Amaea marteli is a species of predatory sea snails, marine prosobranch gastropod mollusks in the family Epitoniidae.

==Description==
The length of the shell attains 12.5 mm, its diameter 4 mm.

(Original description in French) The whitish-grey shell is smaller than average. It is thin, elongated, conical, and very pointed, with no perforations. The suture is slightly oblique, not deep, and fairly wide open. The nucleus of the protoconch is broken but still consists of two smooth, pointed whorls. The subsequent 12 whorls are low and not very convex.

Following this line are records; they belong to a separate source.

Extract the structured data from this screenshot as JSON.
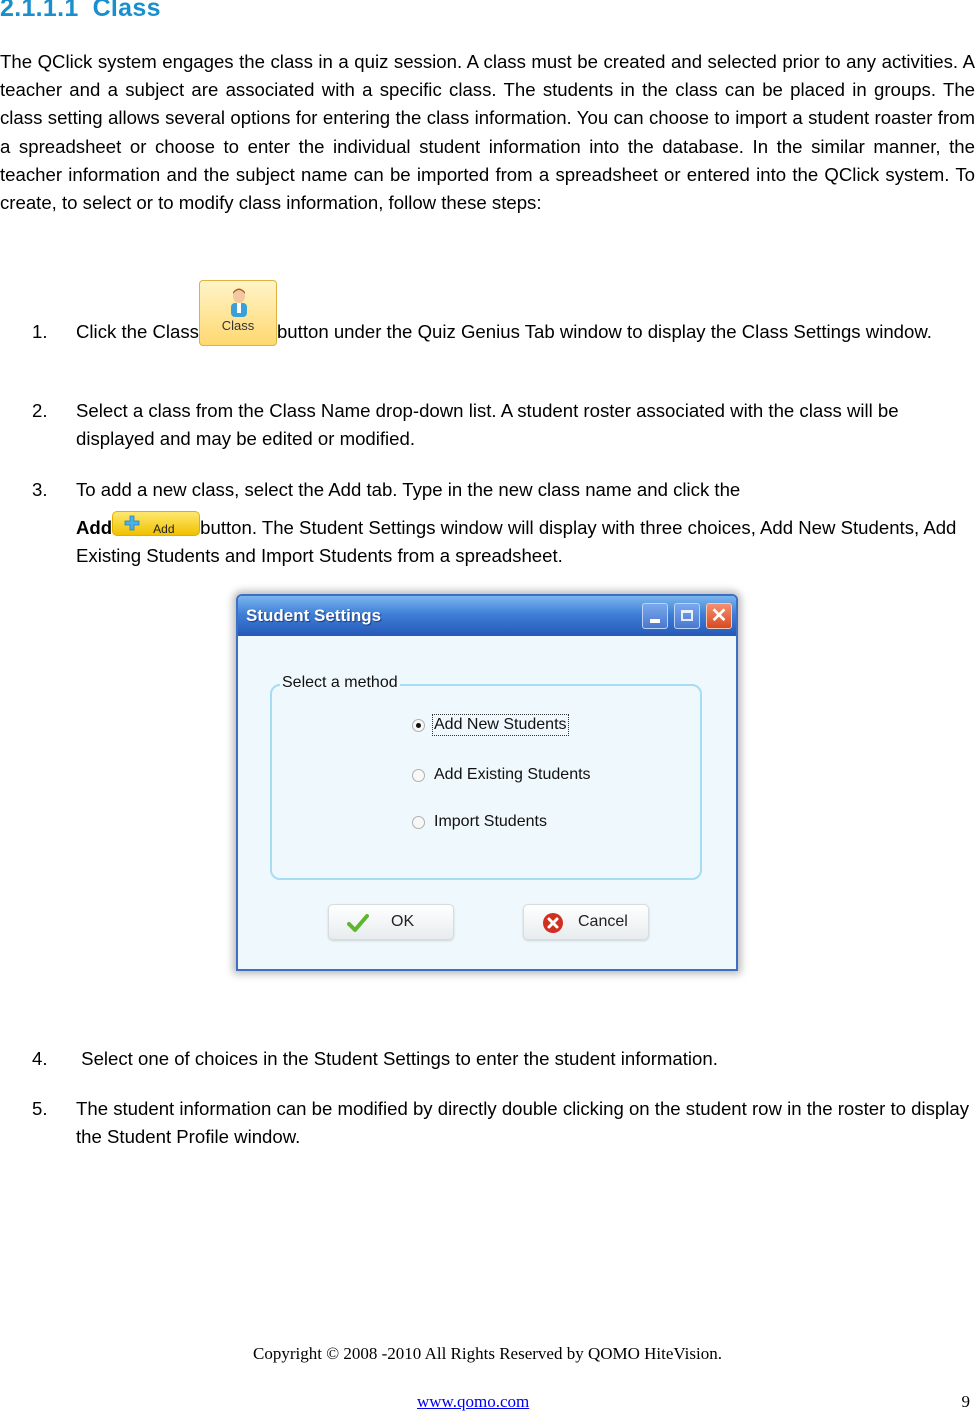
{
  "heading": {
    "number": "2.1.1.1",
    "title": "Class"
  },
  "intro": "The QClick system engages the class in a quiz session. A class must be created and selected prior to any activities. A teacher and a subject are associated with a specific class. The students in the class can be placed in groups. The class setting allows several options for entering the class information. You can choose to import a student roaster from a spreadsheet or choose to enter the individual student information into the database. In the similar manner, the teacher information and the subject name can be imported from a spreadsheet or entered into the QClick system. To create, to select or to modify class information, follow these steps:",
  "steps": [
    {
      "num": "1.",
      "before": "Click the Class",
      "button_label": "Class",
      "after": "button under the Quiz Genius Tab window to display the Class Settings window."
    },
    {
      "num": "2.",
      "text": "Select a class from the Class Name drop-down list. A student roster associated with the class will be displayed and may be edited or modified."
    },
    {
      "num": "3.",
      "line1": "To add a new class, select the Add tab. Type in the new class name and click the",
      "bold": "Add",
      "button_label": "Add",
      "after": "button. The Student Settings window will display with three choices, Add New Students, Add Existing Students and Import Students from a spreadsheet."
    },
    {
      "num": "4.",
      "text": " Select one of choices in the Student Settings to enter the student information."
    },
    {
      "num": "5.",
      "text": "The student information can be modified by directly double clicking on the student row in the roster to display the Student Profile window."
    }
  ],
  "dialog": {
    "title": "Student Settings",
    "group_label": "Select a method",
    "options": [
      {
        "label": "Add New Students",
        "selected": true
      },
      {
        "label": "Add Existing Students",
        "selected": false
      },
      {
        "label": "Import Students",
        "selected": false
      }
    ],
    "ok_label": "OK",
    "cancel_label": "Cancel",
    "close_glyph": "✕"
  },
  "footer": {
    "copyright": "Copyright © 2008 -2010 All Rights Reserved by QOMO HiteVision.",
    "link": "www.qomo.com",
    "page": "9"
  },
  "colors": {
    "heading": "#1a8fd0",
    "titlebar": "#2658b8",
    "link": "#0000ee"
  }
}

They are adorned with moderately oblique axial ribs that are closely spaced, very low, thin, leaf-like, strongly wrinkled, and slightly auriculate at their tops. The intercostal spaces are occupied by large spiral cords much thicker than the ribs, extending onto the retrocurrent part of the ribs. These spaces are wider, forming small rectangles defined by the axial ribs and spiral cords. The interior of these compartments is adorned with very fine secondary cords, giving a granular appearance. The body whorl contains approximately 36 axial ribs. The base is bordered by a thin, sharply defined cord that marks a disc. From the circumbasal cord, the disc features very fine radiating riblets partly embedded in it, following the ribs themselves. Additionally, there are very regular and quite large concentric cords. The columellar funicle appears to be absent. The columella slopes steeply. The aperture appears oval, and the peristome, completely damaged, cannot be examined.

==Distribution==
This marine species occurs in the Persian Gulf.